ANALISI/ L’ultimo articolo di Alfredo Reichlin: “Non lasciamo la sinistra sotto le macerie”

 

di ALFREDO REICHLIN* – Sono afflitto da mesi da una malattia che mi rende faticoso perfino scri­vere queste righe. Mi sento di dover dire che è necessario un vero e pro­prio cambio di passo per la sinistra e per l’intero campo democra­tico. Se non lo faremo non saremo credibili nell’indicare una strada nuova al paese.

Non ci sono più rendite di posizione da sfruttare in una politica così screditata la quale si rivela impotente quando deve affrontare non i gio­chi di potere ma la cruda realtà delle ingiustizie sociali, quando deve ga­rantire diritti, quando deve vigilare sul mercato affinché non preval­ga la legge del più forte. Stiamo spazzando via una intera generazione.

Sono quindi arrivato alla conclusione che è arrivato il momento di ripensare gli equilibri fondamentali del paese, la sua architettura dopo l’unità, quando l’Italia non era una nazione. Fare in sostanza ciò che bene o male fece la destra storica e fece l’antifascismo con le grandi riforme come quella agraria o lo statuto dei lavoratori. Dedicammo me­tà della nostra vita al Mezzogiorno. Non bastarono le cosiddette ri­for­me economiche. È l’Italia nel mondo con tutta la sua civiltà che va ri­pen­sata. Noi non facemmo questo al Lingotto. Con un magnifico di­scorso ci allineammo al liberismo allora imperante senza prevedere la grande crisi catastrofica mondiale cominciata solo qualche mese dopo.

Anch’io avverto il rischio di Weimar. Ma non do la colpa alla legge elettorale, né cerco la soluzione nell’ennesima ingegneria istituzionale: è ora di liberarsi dalle gabbie ideologiche della cosiddetta seconda Re­pub­blica. Crisi sociale e crisi democratica si alimentano a vicenda e sono le fratture profonde nella società italiana a delegittimare le istitu­zio­ni rappresentative. Per spezzare questa spirale perversa occorre ge­nerare un nuovo equilibrio tra costituzione e popolo, tra etica ed eco­nomia, tra capacità diffuse e competitività del sistema.

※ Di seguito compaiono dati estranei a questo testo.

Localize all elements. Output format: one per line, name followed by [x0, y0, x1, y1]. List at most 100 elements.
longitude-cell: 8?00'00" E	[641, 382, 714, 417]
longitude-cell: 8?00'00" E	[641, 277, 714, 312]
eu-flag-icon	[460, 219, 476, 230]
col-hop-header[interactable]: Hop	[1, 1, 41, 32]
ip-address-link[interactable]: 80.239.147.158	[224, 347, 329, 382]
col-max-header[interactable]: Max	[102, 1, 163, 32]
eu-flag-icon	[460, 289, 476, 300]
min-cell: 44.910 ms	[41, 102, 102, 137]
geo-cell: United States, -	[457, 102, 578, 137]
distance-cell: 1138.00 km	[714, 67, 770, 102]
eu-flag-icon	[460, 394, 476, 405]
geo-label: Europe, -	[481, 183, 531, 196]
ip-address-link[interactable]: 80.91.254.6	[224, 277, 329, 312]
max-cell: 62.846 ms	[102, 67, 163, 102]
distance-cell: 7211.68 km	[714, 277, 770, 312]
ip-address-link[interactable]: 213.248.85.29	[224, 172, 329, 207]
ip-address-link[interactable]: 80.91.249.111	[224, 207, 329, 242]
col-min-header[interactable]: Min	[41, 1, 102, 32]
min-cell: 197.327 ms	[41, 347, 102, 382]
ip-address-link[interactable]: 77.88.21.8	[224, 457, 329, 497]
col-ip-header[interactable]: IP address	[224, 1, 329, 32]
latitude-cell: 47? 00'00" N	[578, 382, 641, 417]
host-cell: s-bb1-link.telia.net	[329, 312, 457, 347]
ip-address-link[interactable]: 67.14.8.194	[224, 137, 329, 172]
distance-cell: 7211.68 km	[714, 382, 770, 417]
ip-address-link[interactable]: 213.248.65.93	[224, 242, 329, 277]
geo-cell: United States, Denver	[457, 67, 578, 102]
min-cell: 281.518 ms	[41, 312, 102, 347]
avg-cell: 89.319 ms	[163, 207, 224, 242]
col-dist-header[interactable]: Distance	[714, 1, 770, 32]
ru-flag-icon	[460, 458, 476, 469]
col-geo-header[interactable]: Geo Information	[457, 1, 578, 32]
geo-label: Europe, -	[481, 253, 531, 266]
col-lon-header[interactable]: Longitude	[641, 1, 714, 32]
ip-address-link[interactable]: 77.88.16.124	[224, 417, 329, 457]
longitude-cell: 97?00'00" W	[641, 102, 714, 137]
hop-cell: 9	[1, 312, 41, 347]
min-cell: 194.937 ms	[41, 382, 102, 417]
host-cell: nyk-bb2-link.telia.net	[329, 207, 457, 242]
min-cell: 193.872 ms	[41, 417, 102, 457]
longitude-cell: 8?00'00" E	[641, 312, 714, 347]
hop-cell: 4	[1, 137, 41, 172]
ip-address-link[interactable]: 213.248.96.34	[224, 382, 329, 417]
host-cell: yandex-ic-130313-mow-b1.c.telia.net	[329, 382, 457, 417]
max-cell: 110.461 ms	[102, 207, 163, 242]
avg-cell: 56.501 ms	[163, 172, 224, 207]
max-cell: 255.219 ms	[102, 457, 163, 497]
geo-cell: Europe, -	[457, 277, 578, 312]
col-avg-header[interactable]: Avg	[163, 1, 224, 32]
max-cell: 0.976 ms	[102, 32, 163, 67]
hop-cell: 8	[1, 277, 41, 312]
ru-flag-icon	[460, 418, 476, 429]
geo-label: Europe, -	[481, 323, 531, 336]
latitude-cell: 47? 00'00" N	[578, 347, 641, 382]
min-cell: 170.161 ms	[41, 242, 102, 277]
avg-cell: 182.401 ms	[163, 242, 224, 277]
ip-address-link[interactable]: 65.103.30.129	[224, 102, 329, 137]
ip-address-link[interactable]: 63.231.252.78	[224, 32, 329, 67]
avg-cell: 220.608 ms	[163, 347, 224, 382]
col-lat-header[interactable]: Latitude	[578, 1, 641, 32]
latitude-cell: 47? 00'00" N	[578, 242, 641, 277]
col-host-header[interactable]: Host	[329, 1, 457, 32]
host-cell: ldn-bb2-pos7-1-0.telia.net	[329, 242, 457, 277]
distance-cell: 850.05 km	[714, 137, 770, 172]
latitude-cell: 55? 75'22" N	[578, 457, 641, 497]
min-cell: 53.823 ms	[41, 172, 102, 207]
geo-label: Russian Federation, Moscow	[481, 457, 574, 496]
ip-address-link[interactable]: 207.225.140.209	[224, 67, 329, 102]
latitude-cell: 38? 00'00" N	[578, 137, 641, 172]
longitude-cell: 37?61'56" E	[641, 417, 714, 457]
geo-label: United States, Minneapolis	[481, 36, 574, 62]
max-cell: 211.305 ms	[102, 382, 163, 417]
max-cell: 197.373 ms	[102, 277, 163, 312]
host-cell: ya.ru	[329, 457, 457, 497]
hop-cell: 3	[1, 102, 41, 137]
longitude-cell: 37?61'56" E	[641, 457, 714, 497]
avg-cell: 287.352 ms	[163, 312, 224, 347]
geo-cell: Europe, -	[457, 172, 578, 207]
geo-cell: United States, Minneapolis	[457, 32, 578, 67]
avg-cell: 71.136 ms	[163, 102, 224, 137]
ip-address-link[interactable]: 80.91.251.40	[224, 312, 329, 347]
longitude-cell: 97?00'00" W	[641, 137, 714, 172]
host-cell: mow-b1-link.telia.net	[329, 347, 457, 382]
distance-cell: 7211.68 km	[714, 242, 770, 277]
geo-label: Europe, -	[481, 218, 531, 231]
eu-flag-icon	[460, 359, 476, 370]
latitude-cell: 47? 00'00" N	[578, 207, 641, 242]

Non sarà una logica oligarchica a salvare l’Italia. È il popolo che di­rà la parola decisiva. Questa è la riforma delle riforme che Renzi non sa fare. La sinistra rischia di restare sotto le macerie. Non possiamo con­sentirlo. Non si tratta di un interesse di parte ma della tenuta del si­ste­ma democratico e della possibilità che questo resti aperto, agibile dal­le nuove generazioni. Quando parlai del Pd come di un «Partito del­la nazione» intendevo proprio questo, ma le mie parole sono state pie­ga­te nel loro contrario: il «Partito della nazione» è diventato uno stru­mento per l’occupazione del potere, un ombrello per trasformismi di ogni genere. Derubato del significato di ciò che dicevo, ho preferito tacere.

Tuttavia oggi mi pare ancora più evidente il nesso tra la ricostru­zio­ne di un’idea di comunità e di paese e la costruzione di una soggettività politica in grado di accogliere, di organizzare la partecipazione popo­la­re e insieme di dialogare, di comporre alleanze, di lottare per obiettivi concreti e ideali, rafforzando il patto costituzionale, quello cioè di una Repubblica fondata sul lavoro. Sono convinto che questi sentimenti, questa cultura siano ancora vivi nel popolo del centrosinistra e mi pare che questi sentimenti non sono negati dal percorso nuovo avviato da chi ha invece deciso di uscire dal Pd. Costoro devono difendere le loro ragioni che sono grandi (la giustizia sociale) ma devono farlo con un intento ricostruttivo e in uno spirito inclusivo. Solo a questa condizione i miei vecchi compagni hanno come sempre la mia solidarietà.

*Questo articolo è stato scritto per “l’Unità” dallo storico dirigente del Pci e due volte direttore dell’Unità, Alfredo Reichlin, 7 giorni prima della morte, che lo ha colto all’età di 92 anni il 20 marzo scorso.